M. Michel Savin. Eh oui !
Mme Élisabeth Borne, ministre d’État. « Depuis la guerre, la France n’a jamais été aussi endettée qu’elle l’est aujourd’hui. J’affirme qu’aucune politique de ressaisissement et de refondation ne pourra être conduite si elle ne tient pas compte de notre surendettement et si elle ne se fixe pas l’objectif de le contenir et de le réduire.
« Pourquoi cette situation de surendettement nous oblige-t-elle collectivement ? Parce que tous les courants dits de gouvernement y ont pris leur part.
« Quand François Mitterrand est élu, »… (Exclamations ironiques sur les travées du groupe SER.)

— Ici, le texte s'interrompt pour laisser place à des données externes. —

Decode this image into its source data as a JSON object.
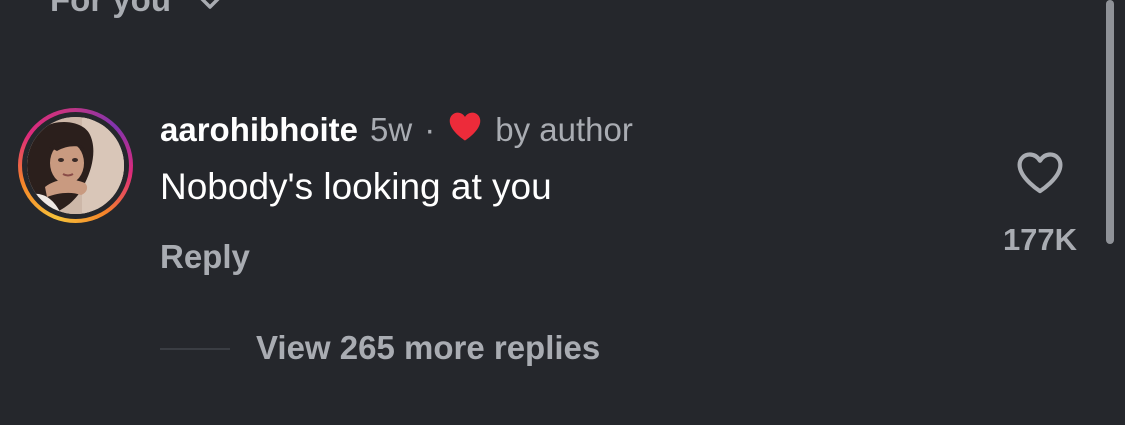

Mme Émilienne Poumirol. Et Giscard ?
M. Thierry Cozic. Et René Coty ?…
Mme Élisabeth Borne, ministre d’État. … « la France est l’un des pays les moins endettés du monde, à hauteur d’à peine plus de 20 % de la production nationale.
« À la fin de son second mandat, en 1995, ce taux s’établit à 52 %, soit plus de trente points d’endettement supplémentaires en quatorze ans. » (Exclamations sur les travées du groupe Les Républicains.)
M. Roger Karoutchi. Et voilà !
Mme Élisabeth Borne, ministre d’État. « À la fin des années 1990, la France, pour tous les critères de santé économique, est nettement au-dessus de l’Allemagne réunifiée. Notre commerce extérieur est largement excédentaire et notre endettement inférieur à celui de nos voisins.
« Puis, en 2000 – c’est le gouvernement de Lionel Jospin –, brutalement, les courbes se cassent et commence une descente que rien ne semble pouvoir arrêter. »
M. Mickaël Vallet. Pas même Sarkozy !
Mme Élisabeth Borne, ministre d’État. « Entre 2007 et 2012 – sous Nicolas Sarkozy (Exclamations ironiques sur les travées du groupe SER.) –, on observe une accélération de l’endettement, qui progresse de vingt-cinq points de produit intérieur.
« Entre 2012 et 2017 – sous François Hollande –, dix points supplémentaires.
« Depuis 2017 – sous Emmanuel Macron – douze points. (Exclamations ironiques sur les travées du groupe Les Républicains.)
M. Jean-François Husson. Ce n’est pas l’Eurovision !
Mme Élisabeth Borne, ministre d’État. « Je n’en fais pas un motif d’accusation. J’en sais les raisons : pour François Mitterrand, c’était l’alternance ; il fallait que les Français y trouvent leur compte. Sous Nicolas Sarkozy, il y a eu la crise des subprimes. Quant à Emmanuel Macron, il a fait face, coup sur coup, à une cascade de crises jamais vue et jamais imaginée : les “gilets jaunes” à partir de 2018, »…
M. Jean-François Husson. Les « gilets jaunes », c’est sa faute !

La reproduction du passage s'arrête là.